Certainly Foot enjoys communion with the Labour movement, less certainly can he create it with the nation as a whole. But, should entry into the EEC give a further twist to the downward economic and social spiral in which we are at the moment trapped, Labour, with its announced policy of intransigent self-interest in the face of Community demands, will have a rare chance of becoming the national party, and Foot a rare chance of being a national leader.

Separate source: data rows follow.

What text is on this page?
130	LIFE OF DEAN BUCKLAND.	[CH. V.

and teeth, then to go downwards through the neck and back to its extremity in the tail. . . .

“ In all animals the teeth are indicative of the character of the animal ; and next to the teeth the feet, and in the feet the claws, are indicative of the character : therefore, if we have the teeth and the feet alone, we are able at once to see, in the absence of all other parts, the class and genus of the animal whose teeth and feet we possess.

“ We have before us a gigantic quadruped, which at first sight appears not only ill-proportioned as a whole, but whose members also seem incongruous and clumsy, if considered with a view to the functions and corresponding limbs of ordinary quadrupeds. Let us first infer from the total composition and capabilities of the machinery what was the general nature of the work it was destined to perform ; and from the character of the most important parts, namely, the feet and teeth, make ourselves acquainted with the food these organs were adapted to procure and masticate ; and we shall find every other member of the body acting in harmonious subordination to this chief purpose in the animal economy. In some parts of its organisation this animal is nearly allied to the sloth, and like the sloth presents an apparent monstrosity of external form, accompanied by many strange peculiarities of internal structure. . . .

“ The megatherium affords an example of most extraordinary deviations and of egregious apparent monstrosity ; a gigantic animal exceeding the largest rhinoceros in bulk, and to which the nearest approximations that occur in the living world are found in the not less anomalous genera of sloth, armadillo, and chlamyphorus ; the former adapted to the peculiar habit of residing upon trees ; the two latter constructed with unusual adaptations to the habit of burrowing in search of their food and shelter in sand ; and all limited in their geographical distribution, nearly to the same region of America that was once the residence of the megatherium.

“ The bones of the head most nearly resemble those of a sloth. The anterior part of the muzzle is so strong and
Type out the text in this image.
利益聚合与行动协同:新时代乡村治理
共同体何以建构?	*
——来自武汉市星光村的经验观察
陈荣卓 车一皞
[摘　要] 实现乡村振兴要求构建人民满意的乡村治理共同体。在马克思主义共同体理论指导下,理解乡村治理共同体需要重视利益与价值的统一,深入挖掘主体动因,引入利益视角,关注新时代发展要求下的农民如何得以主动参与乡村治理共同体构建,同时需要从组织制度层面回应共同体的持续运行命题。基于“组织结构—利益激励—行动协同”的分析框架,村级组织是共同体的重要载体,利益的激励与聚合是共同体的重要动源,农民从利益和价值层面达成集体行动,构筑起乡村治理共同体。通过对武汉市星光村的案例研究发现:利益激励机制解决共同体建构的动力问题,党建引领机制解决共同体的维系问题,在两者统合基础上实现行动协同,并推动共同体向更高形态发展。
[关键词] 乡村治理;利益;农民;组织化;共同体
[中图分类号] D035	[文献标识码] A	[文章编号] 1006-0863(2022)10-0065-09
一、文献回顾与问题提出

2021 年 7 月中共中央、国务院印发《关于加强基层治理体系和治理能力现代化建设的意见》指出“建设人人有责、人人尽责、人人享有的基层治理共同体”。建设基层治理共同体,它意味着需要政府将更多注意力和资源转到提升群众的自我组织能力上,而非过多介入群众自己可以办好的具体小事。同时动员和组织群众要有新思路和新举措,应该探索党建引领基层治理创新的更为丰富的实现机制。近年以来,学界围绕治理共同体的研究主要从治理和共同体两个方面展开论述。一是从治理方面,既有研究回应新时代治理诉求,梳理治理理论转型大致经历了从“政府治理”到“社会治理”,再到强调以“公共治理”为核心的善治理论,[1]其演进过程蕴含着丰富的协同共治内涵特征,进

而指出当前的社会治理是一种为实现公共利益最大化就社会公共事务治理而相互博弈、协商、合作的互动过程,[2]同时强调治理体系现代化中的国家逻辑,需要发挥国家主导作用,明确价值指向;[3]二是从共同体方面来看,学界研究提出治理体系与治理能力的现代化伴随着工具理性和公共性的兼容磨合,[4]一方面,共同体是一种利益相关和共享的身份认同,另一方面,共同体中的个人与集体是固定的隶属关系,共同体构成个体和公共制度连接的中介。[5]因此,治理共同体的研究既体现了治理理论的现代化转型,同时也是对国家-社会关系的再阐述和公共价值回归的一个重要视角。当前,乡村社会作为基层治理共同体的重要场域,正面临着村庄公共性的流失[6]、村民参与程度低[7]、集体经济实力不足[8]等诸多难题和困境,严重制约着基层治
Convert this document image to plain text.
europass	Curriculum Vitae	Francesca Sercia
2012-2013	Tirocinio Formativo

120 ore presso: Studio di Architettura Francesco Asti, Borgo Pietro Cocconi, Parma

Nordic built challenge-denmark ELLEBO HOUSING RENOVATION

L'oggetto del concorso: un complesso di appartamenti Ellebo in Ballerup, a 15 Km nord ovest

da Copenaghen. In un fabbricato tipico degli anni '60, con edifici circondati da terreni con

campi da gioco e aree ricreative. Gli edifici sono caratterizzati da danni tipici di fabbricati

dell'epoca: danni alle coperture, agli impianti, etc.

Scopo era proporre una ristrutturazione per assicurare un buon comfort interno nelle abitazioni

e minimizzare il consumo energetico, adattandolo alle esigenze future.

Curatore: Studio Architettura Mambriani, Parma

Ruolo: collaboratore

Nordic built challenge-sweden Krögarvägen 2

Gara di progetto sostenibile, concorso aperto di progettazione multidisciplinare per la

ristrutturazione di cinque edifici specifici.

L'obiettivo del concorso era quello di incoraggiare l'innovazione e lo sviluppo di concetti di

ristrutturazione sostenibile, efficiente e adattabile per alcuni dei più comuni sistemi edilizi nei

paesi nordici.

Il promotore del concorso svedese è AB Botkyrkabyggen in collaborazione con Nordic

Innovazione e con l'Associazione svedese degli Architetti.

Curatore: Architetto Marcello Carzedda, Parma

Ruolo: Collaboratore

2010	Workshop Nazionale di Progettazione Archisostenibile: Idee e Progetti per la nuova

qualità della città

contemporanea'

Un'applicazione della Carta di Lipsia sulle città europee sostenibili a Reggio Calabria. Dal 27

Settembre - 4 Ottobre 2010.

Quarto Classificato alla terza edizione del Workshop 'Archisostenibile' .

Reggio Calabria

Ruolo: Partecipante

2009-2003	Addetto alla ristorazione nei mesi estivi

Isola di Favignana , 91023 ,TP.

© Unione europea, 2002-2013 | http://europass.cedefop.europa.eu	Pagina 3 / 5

And then the question of whether he would be a successful minister might be less important than it seems now, for struggle would be the order of the day, and in struggle he finds his natural element. Of all major political figures he is perhaps the most untainted, whether by previous surrenders, or acts considered to be misjudgements. Integrity is a word easily used and normally anodyne: in him it burns like a flame. The question is, can this integrity be wedded to authority? " Usually," he has said, "the authorities are wrong and that is a very good principle to work by ... therefore, usually the rebels are right." It is very difficult to see so clearly deeply rooted an attitude, one so energising for his whole personality, transmitted into the business of government: nor can one see in the man himself any of that special delight at the prospect of power for himself which normally marks the decisive man of action. It may be, then, that the future contribution of Foot to British public life will lie in an extension of the path he has already followed and that path, in another paradox, is a conservative one. His radicalism has lain principally in his fight for the preservation of radical principles formulated in the past, but still crucial to the moral character of the Labour movement: it has had a conservative tinge. His stand on the EEC has been principally a constitutional and parliamentary stand: there his conservative tinge has been more in evidence. He has seen more clearly than most the extent to which the defence of the communal identity embraces opposition to conventional wisdom, to authority as hitherto constituted, and to the sustenance and development of the sense of outrage at injustice which gave birth to the Labour movement. In the troubles that lie ahead the existence of injustice will be an ally of the challenge to the constitution which, if successful, will issue in the destruction of the community: in the breach defending that community will stand the conservative rebel, Michael Foot.